Около десяти лет назад в США вышел роман “Террариум”. Роман – о России. Сегодняшней и завтрашней. Реалистическое повествование причудливо переплетается с антиутопией – с присущими ей предсказаниями и предугадываниями, фантасмагорией, гротеском, сатирой... Многое в тексте зашифровано, однако легко узнаваемо. Так, Россия названа Преклонией, Америка – Заокеанией, Германия – Гансонией, Франция – Галлией, Китай – Поднебесной, Афганистан – Пуштунистаном... И имена героев слегка изменены, но читателям не составит труда определить, кто есть кто.
В центре повествования – образ Высшего Властелина Преклонии, сокращенно ВВП. Его жизнь и судьба даны в различных временных срезах. На обложке книги – дракон, распростерший черные зловещие крыла над контурной картой Преклонии с силуэтом кремлевской башни.
Роман существует на русском и английском (продается в Амазоне). Его можно читать в Сети. Прошедшее с момента выпуска время лишь добавляет ему актуальность…
Автор
…Показывалось, писалось, говорилось везде и всюду только о Нем, чья гибель в вертолетной катастрофе стала поистине трагедией для многих людей, которых охватила мгновенная, не поддающаяся объяснению, неподвластная разуму, безграничная и всеохватная, почти мистическая любовь к навсегда покинувшему их Властелину, и даже вчерашняя ненависть оборачивалась если не любовью, то прощением; но при всем при этом, сквозь скорбную музыку, приглушенные, неэмоциональные голоса ведущих и гостей теле-и радиостудий, выступления ораторов на организованных митингах и собраниях трудовых коллективов слабо, еле уловимо, с почти нулевыми децибелами, словно сам по себе, доносился вздох облегчения, он пробивался к преклонцам почти так же, как некогда в приемниках, продираясь сквозь мощные глушилки, потрескивал, шелестел, пищал желанный “Голос Заокеании”; вздох этот исторгали не только живые, одушевленные обитатели огромной страны, но, казалось, почва, вода, воздух, деревья, строения, звери, птицы, рыбы, насекомые, у этого вздоха не было имени, пола, возраста, адреса, он был безымянным, принадлежавшим не кому-то отдельно, а всем вместе, он стелился по земле подобно туману, когда в нем не видать ни зги...
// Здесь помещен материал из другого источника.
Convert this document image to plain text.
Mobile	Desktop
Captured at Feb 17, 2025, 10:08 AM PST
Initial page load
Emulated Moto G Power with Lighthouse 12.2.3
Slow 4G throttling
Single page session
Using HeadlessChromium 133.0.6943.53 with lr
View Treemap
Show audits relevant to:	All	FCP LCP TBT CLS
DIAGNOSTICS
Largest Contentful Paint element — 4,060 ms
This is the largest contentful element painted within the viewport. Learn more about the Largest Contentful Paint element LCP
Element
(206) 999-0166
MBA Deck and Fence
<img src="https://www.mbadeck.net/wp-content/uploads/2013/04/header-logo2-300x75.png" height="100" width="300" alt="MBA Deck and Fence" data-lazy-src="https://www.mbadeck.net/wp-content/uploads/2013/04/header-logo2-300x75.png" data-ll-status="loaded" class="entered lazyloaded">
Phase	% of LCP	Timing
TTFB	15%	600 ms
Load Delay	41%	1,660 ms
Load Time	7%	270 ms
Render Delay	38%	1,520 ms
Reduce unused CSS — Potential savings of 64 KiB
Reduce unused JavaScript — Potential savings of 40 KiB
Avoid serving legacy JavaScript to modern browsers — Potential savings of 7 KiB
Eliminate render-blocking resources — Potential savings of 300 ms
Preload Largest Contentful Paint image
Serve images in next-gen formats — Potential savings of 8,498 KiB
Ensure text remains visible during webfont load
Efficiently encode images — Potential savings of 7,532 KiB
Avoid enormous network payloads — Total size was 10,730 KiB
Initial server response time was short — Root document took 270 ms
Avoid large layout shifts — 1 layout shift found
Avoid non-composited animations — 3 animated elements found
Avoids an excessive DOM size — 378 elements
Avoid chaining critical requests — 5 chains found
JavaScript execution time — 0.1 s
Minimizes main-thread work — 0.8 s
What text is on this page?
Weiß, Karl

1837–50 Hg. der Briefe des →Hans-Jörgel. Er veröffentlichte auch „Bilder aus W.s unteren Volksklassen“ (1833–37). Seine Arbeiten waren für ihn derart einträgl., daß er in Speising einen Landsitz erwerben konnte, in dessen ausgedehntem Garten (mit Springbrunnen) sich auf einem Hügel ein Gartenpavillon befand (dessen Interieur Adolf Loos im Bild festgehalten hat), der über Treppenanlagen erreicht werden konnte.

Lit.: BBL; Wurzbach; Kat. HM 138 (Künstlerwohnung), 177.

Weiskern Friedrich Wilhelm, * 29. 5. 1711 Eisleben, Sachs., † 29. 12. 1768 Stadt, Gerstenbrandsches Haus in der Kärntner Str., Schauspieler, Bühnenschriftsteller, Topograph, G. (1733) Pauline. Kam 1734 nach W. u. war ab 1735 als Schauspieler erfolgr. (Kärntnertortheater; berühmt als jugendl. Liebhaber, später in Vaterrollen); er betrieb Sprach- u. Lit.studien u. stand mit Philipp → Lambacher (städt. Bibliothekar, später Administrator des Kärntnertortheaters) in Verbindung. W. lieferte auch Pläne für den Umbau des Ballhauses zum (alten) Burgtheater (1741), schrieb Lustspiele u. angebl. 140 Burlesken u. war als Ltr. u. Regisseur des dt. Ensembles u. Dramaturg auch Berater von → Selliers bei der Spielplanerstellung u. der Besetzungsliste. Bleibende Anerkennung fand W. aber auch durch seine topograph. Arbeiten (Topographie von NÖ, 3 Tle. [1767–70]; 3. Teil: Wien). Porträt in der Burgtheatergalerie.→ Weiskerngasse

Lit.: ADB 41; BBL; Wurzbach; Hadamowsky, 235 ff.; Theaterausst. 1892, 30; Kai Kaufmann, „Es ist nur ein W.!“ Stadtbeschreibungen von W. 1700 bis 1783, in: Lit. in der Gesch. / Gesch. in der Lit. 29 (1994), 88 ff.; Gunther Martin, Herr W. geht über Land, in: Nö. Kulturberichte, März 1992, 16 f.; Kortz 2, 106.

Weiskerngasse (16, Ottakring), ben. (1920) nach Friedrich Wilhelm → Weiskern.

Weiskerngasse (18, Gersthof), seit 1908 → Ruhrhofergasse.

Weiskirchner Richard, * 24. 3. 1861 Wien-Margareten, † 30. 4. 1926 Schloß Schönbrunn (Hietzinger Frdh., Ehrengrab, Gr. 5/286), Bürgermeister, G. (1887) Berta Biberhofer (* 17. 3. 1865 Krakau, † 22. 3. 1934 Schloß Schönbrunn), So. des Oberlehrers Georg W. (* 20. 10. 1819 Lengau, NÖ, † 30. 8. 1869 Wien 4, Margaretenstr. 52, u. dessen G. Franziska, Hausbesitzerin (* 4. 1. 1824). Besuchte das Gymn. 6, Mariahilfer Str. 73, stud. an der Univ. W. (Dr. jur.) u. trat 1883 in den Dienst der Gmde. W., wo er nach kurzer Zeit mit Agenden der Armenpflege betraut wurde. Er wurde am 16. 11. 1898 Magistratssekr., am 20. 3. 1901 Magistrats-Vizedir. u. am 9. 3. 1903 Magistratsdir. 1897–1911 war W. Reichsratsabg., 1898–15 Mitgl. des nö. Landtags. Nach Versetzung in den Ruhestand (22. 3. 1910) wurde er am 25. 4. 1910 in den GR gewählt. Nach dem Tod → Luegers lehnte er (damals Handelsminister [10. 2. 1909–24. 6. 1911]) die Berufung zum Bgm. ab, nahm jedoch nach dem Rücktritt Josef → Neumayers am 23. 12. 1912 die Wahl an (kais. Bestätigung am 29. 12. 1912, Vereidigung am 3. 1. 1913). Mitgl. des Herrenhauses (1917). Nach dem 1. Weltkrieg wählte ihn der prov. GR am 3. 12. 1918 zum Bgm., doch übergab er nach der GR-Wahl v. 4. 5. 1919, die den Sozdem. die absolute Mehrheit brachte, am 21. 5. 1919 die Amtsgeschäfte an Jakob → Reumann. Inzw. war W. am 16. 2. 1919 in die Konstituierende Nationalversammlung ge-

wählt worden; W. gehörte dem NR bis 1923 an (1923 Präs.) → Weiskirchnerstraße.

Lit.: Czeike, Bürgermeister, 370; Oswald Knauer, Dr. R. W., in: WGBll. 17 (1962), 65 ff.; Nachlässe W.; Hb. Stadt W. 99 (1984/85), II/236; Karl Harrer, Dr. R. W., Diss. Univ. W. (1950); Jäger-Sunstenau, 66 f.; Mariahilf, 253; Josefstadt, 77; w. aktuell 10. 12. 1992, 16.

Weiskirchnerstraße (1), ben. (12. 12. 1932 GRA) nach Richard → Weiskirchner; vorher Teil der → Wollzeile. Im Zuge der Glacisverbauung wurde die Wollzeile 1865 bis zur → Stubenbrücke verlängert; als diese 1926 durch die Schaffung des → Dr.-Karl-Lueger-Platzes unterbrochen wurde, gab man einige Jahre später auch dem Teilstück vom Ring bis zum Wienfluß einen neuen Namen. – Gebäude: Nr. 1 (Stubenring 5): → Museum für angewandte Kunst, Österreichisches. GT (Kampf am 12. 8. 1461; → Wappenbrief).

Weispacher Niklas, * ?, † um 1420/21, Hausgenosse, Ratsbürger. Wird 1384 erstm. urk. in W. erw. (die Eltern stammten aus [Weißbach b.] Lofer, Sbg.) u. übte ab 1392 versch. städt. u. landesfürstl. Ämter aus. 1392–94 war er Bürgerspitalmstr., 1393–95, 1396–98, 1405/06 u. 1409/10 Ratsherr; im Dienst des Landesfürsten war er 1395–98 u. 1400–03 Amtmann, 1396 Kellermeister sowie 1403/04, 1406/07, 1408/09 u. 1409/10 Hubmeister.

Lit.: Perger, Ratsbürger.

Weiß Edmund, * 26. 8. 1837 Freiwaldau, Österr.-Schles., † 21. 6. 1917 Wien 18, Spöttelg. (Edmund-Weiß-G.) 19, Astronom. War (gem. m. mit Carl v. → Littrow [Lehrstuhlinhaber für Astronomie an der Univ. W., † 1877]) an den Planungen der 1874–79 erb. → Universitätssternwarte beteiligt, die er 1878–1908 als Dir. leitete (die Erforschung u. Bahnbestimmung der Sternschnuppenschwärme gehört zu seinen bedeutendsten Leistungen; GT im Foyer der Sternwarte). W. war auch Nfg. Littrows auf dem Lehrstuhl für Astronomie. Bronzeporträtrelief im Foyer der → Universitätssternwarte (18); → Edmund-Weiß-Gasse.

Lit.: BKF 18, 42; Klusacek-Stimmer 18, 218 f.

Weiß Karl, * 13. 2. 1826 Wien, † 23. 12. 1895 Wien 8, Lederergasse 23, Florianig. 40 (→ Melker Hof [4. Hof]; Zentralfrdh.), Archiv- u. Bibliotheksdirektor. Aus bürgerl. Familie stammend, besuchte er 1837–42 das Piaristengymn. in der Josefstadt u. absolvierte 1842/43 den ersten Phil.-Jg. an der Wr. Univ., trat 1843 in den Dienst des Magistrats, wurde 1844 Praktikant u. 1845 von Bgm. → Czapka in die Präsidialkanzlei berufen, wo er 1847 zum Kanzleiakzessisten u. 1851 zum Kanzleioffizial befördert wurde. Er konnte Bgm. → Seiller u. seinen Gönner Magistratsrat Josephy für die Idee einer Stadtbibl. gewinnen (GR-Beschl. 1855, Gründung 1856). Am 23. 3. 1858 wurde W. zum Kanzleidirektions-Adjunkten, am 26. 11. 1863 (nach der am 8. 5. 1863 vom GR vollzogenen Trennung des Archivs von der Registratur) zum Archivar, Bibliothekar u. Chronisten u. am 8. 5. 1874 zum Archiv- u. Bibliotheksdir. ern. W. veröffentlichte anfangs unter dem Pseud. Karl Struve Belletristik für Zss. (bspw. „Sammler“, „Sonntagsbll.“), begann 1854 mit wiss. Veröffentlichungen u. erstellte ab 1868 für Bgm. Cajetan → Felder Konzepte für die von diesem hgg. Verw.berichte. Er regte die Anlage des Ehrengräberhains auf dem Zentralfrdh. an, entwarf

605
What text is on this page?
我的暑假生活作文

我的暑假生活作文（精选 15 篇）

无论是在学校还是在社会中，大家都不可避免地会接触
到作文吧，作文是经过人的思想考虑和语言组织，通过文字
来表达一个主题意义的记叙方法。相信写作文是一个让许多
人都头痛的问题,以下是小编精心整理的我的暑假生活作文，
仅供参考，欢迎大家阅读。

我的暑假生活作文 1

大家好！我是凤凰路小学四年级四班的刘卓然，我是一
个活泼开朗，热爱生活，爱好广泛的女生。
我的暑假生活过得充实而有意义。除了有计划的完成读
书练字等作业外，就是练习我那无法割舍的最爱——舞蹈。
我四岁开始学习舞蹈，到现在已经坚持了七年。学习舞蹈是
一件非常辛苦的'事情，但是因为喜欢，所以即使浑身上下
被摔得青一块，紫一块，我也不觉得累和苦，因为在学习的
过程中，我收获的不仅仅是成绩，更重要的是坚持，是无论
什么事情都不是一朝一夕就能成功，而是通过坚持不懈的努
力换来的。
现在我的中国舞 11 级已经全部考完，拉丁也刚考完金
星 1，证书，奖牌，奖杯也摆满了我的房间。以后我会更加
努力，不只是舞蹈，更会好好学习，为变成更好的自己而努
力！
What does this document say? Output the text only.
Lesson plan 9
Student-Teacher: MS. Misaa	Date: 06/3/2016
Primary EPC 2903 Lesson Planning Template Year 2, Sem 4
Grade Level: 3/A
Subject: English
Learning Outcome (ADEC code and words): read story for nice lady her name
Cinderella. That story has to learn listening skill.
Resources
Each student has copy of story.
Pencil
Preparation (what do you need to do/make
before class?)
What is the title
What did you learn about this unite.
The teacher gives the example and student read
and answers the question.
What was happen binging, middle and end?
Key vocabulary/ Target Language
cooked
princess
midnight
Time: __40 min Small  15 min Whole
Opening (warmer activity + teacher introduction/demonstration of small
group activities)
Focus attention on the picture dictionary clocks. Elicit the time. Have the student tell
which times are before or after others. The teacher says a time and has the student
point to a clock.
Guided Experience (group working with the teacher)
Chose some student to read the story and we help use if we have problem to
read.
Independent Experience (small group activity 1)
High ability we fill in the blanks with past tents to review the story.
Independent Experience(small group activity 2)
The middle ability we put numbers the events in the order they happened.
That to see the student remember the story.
Тем временем душа ВВП положенным образом приплыла к иным берегам, где нет суеты и раболепия, каждому воздается по делам его земным, честно и справедливо, и где ничего нельзя утаить и никого нельзя обмануть, а приплыв, оказалась в огромной прямоугольной зале с мраморным полом, по одной, меньшей, стене шли две бронзовые печи-жаровни и масляные светильники, три другие стены пребывали в полумраке, редкие свечи бросали слабые блики на копошащиеся тени, похожие на очертания тел, проглядывали отдельные лики и тут же завораживались бесплотными залетейскими тенями, будто отражения вод подергивались рябью. У освещенной стены стоял невысокий, одного роста с ВВП, худой невзрачный человек в окружении ангелов с крыльями до пола, большие залысины и узкий клин коротких темных волос на лбу делали лицо удлиненным, венчала его курчавая бородка; одет человек был в белый колобий – род узкой туники, ниспадавшей до пят, с рукавами по локоть, сверху накинут гиматий – длинный и широкий отрезок ткани наподобие плаща, который человек потом сбросил, ибо от жаровен шло тепло, ВВП не знал названий этих одежд, они напоминали виденное на иконах, особенно изображение Христа – в хитоне до ступней ног, перепоясанного, с идущими по плечам узкими, как бы вытканными полосами-клавами – облачение же человека, перед которым предстал ВВП, выглядело простым и обыденным.
– Ты ведаешь, кто я?” – спросил человек, ВВП поразили его глаза, в них, как в жаровне, полыхал огонь.
– Ты какой-то церковный чин, иерарх, наверное...
– Чины бывают в твоем бывшем ведомстве, однажды ты обмолвился, что бывших в твоем ведомстве не бывает, а здесь, где ты находишься, чинов нет и быть не может; я – апостол и зовут меня Павел – слыхал обо мне?
– Слыхал, конечно! – воскликнул ВВП, обрадовавшись неизвестно чему, – и даже читал твои Послания – к римлянам, коринфянам, евреям, к кому-то там еще... В Новом Завете немало твоих Посланий, я же верующий, православный, ношу крест...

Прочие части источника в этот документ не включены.